Par une ordonnance du 31 mai 2023, la clôture de l'instruction a été prononcée avec effet immédiat.

Un mémoire, enregistré le 11 mars 2024, a été présenté par les requérants, postérieurement à la clôture de l'instruction et n'a pas été communiqué.

M. et Mme R... ont été désignés par leur mandataire, Me Echezar, représentants uniques, destinataires de la notification de l'arrêt à intervenir.

Vu les autres pièces du dossier.

Vu :

- le code civil ;

- le code de l'environnement ;

- le code de justice administrative.

Les parties ont été régulièrement averties du jour de l'audience.

Ont été entendus au cours de l'audience publique :

- le rapport T... Montes-Derouet,

- les conclusions de M. Bréchot, rapporteur public,

- et les observations de Me Bernier, substituant Me Echezar, pour l'association Terre Eau Vent et autres, et de Me Kabra, substituant Me Elfassi, pour la société Ferme éolienne de Vritz.

Considérant ce qui suit :

1. Par un arrêté du 17 octobre 2019, le préfet de la Loire-Atlantique a délivré à la société Ferme éolienne de Vritz une autorisation environnementale portant sur la construction et l'exploitation d'un parc éolien composé de trois éoliennes sur le territoire de la commune de Vritz. Par un arrêt du 2 avril 2021, rendu sous le n° 20NT00516, la cour a rejeté la requête présentée par l'association Terre Eau Vent et autres contre cet arrêté. Par lettre du 18 novembre 2021, l'association Terre Eau Vent, M. et Mme R..., M. F..., Mme H..., Mme D...,

M. et Mme J..., Mme P..., Mme E..., M. B... et Mme N..., M. L... et la société des Deux Ruisseaux ont demandé au préfet de la Loire-Atlantique d'ordonner à la société Ferme éolienne de Vritz de déposer une demande de dérogation à l'interdiction de destruction d'espèces protégées au titre de l'article L. 411-2 du code de l'environnement. Par une décision implicite, née le 19 janvier 2022, le préfet de la Loire-Atlantique a rejeté leur demande. L'association Terre Eau Vent et autres demandent à la cour d'annuler cette décision implicite de rejet.

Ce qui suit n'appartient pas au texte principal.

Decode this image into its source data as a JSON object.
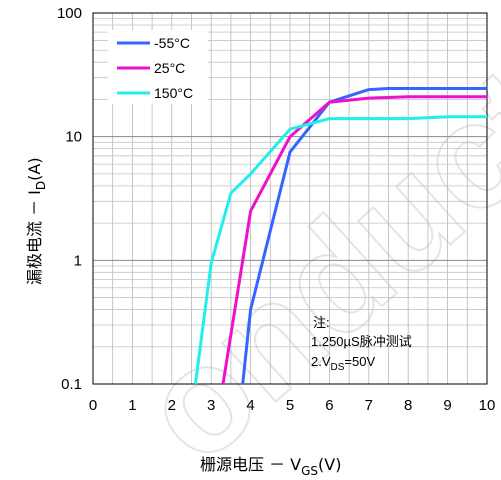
{
  "chart_data": {
    "type": "line",
    "xlabel_main": "栅源电压 － V",
    "xlabel_sub": "GS",
    "xlabel_unit": "(V)",
    "ylabel_main": "漏极电流 － I",
    "ylabel_sub": "D",
    "ylabel_unit": "(A)",
    "xlim": [
      0,
      10
    ],
    "ylim": [
      0.1,
      100
    ],
    "yscale": "log",
    "grid": true,
    "x_ticks": [
      "0",
      "1",
      "2",
      "3",
      "4",
      "5",
      "6",
      "7",
      "8",
      "9",
      "10"
    ],
    "y_ticks": [
      {
        "value": 0.1,
        "label": "0.1"
      },
      {
        "value": 1,
        "label": "1"
      },
      {
        "value": 10,
        "label": "10"
      },
      {
        "value": 100,
        "label": "100"
      }
    ],
    "legend_position": "top-left",
    "series": [
      {
        "name": "-55°C",
        "color": "#3366ff",
        "points": [
          [
            3.8,
            0.1
          ],
          [
            4.0,
            0.4
          ],
          [
            5.0,
            7.5
          ],
          [
            6.0,
            19
          ],
          [
            7.0,
            24
          ],
          [
            7.5,
            24.5
          ],
          [
            10.0,
            24.5
          ]
        ]
      },
      {
        "name": "25°C",
        "color": "#ee11cc",
        "points": [
          [
            3.3,
            0.1
          ],
          [
            4.0,
            2.5
          ],
          [
            5.0,
            10
          ],
          [
            6.0,
            19
          ],
          [
            7.0,
            20.5
          ],
          [
            8.0,
            21
          ],
          [
            10.0,
            21
          ]
        ]
      },
      {
        "name": "150°C",
        "color": "#22eeee",
        "points": [
          [
            2.6,
            0.1
          ],
          [
            3.0,
            0.95
          ],
          [
            3.5,
            3.5
          ],
          [
            4.0,
            5
          ],
          [
            5.0,
            11.5
          ],
          [
            6.0,
            14
          ],
          [
            8.0,
            14
          ],
          [
            9.0,
            14.5
          ],
          [
            10.0,
            14.5
          ]
        ]
      }
    ],
    "annotation": {
      "line1": "注:",
      "line2": "1.250µS脉冲测试",
      "line3_main": "2.V",
      "line3_sub": "DS",
      "line3_rest": "=50V"
    },
    "watermark": "onductor"
  }
}
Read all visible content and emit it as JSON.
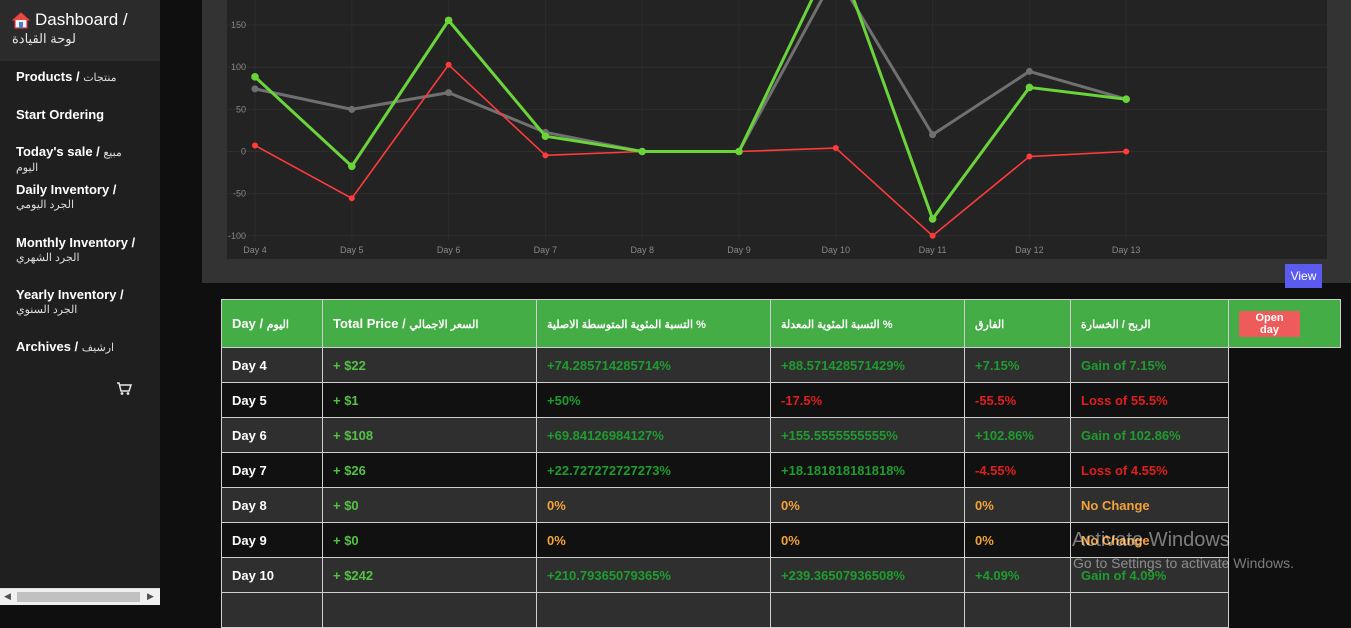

Sur les fins de non-recevoir opposées à la requête :

2. D'une part, une association est régulièrement engagée par l'organe tenant de ses statuts le pouvoir de la représenter en justice, sauf stipulation de ces statuts réservant expressément à un autre organe la capacité de décider de former une action devant le juge administratif. Il appartient à la juridiction administrative saisie, qui en a toujours la faculté, de s'assurer, le cas échéant, que le représentant de cette personne morale justifie de sa qualité pour agir au nom de cette partie, notamment lorsque cette qualité est contestée sérieusement par l'autre partie. A ce titre, le juge doit s'assurer de la réalité de l'habilitation du représentant de l'association qui l'a saisi, lorsque celle-ci est requise par les statuts.

3. Aux termes de l'article 13 des statuts de l'association " Terre Eau Vent " : " Le conseil d'administration donne pouvoir au président et aux membres du bureau d'agir au nom de l'association dans ses rapports avec la justice, les médias et les administrations. Le président et les membres du bureau sont mandatés, notamment au nom de l'association, pour mettre en œuvre tous les recours de justice administrative, civile et pénale, nécessaires à la poursuite des buts de l'association ".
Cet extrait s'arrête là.